Zelenskyy's dream is unravelling (Viktor Kovalchuk/Global Images Ukraine via Getty Images)

In the month since Hamas’s attack, the reduced coverage of the Ukraine war has been a mixed blessing for Zelenskyy and his international backers. Perhaps most obviously, it has caused Ukraine to plummet among the West’s priorities, at a time when political support for continued military aid was already waning. But it has also concealed an uncomfortable truth from the public: Ukraine — and the West — are losing the war.
Even the most ardent supporters of the maximalist victory-at-all-costs narrative are now starting to admit that the Nato-backed counteroffensive has failed. Despite billions of dollars spent and tens of thousands of casualties, Ukraine has barely made any territorial gains, while Russia continues to make significant advances, mostly in the north-east.
In a repeat of its year-long campaign to capture the town of Bakhmut, Russia is now doubling down on its efforts to capture the eastern city of Avdiivka, which has been a symbol of Ukrainian resistance since 2014. According to Oleksiy Arestovych, Zelenskyy’s presidential advisor until January 2023 and now a staunch opponent, the fall of Avdiivka, which would be the seventh city in a row lost by Ukraine, is almost certain. “Everyone in the military knows that troops from the southern front have been transferred to Avdiivka; this means goodbye to the southern offensive,” he further noted.
Speaking to The Telegraph, Arestovych also called the counteroffensive a “disaster” and directly accused Zelenskyy of making several strategic mistakes: “There will be no return to the borders of 1991, and there will be no Crimea in the near future,” he said. Even the US’s much-vaunted provision of long-range ATACMS missiles — which have allowed Ukraine to strike at several targets in Crimea — appear to be falling short of expectations: Russia’s military recently claimed that it had shot down two of them, showing that it is rapidly adapting to new military circumstances.
This reality — which many had predicted — is now starting to dawn even on Western pro-war pundits. As Max Hastings, a long-time believer in military support for Ukraine, put it, “whatever hawkish blowhards may say, the liberation of Crimea and the eastern Donbas is unlikely to happen”.

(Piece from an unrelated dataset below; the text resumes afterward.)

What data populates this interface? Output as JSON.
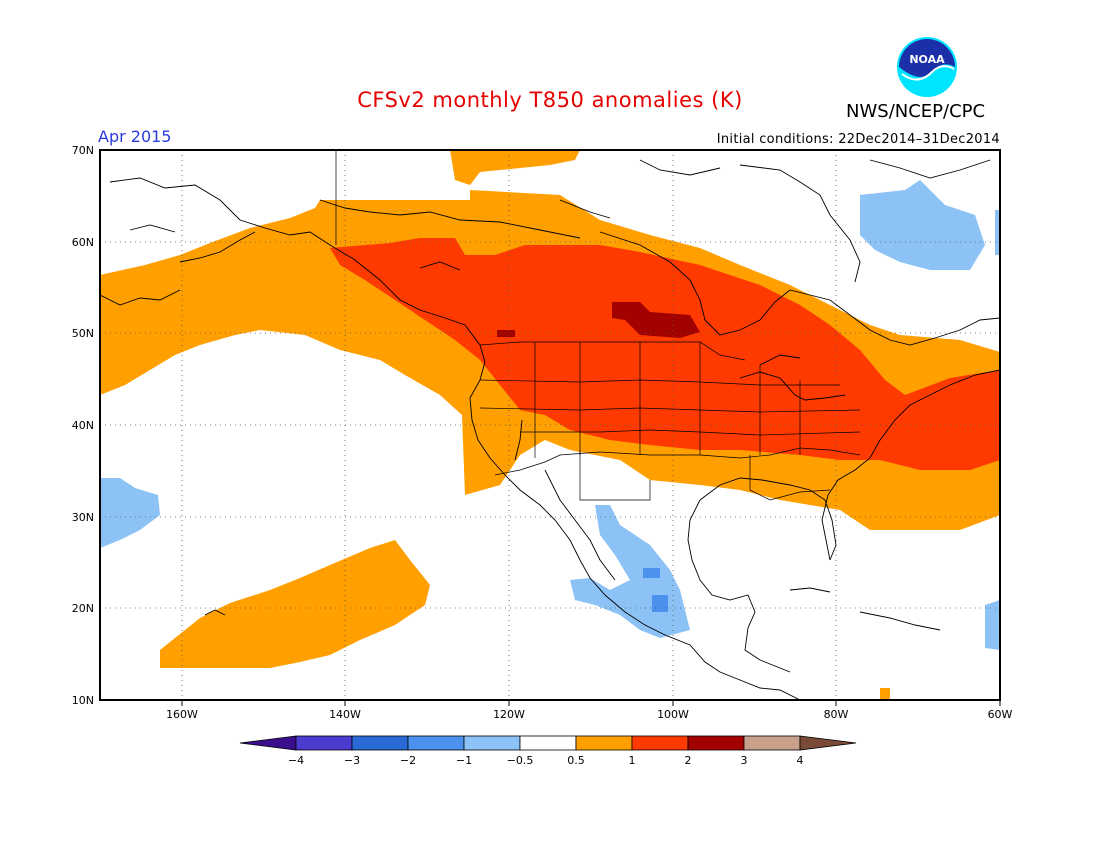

The real shocker, however, is that this is now being acknowledged, if in slightly more nuanced terms, by Ukraine’s commander-in-chief, General Valery Zaluzhny. Last week, in a surprisingly frank interview with The Economist, Zaluzhny said that “just like in the First World War we have reached the level of technology that puts us into a stalemate. There will most likely be no deep and beautiful breakthrough”. This would require some major military-technological innovation — but “there is no sign that this is around the corner”, he added.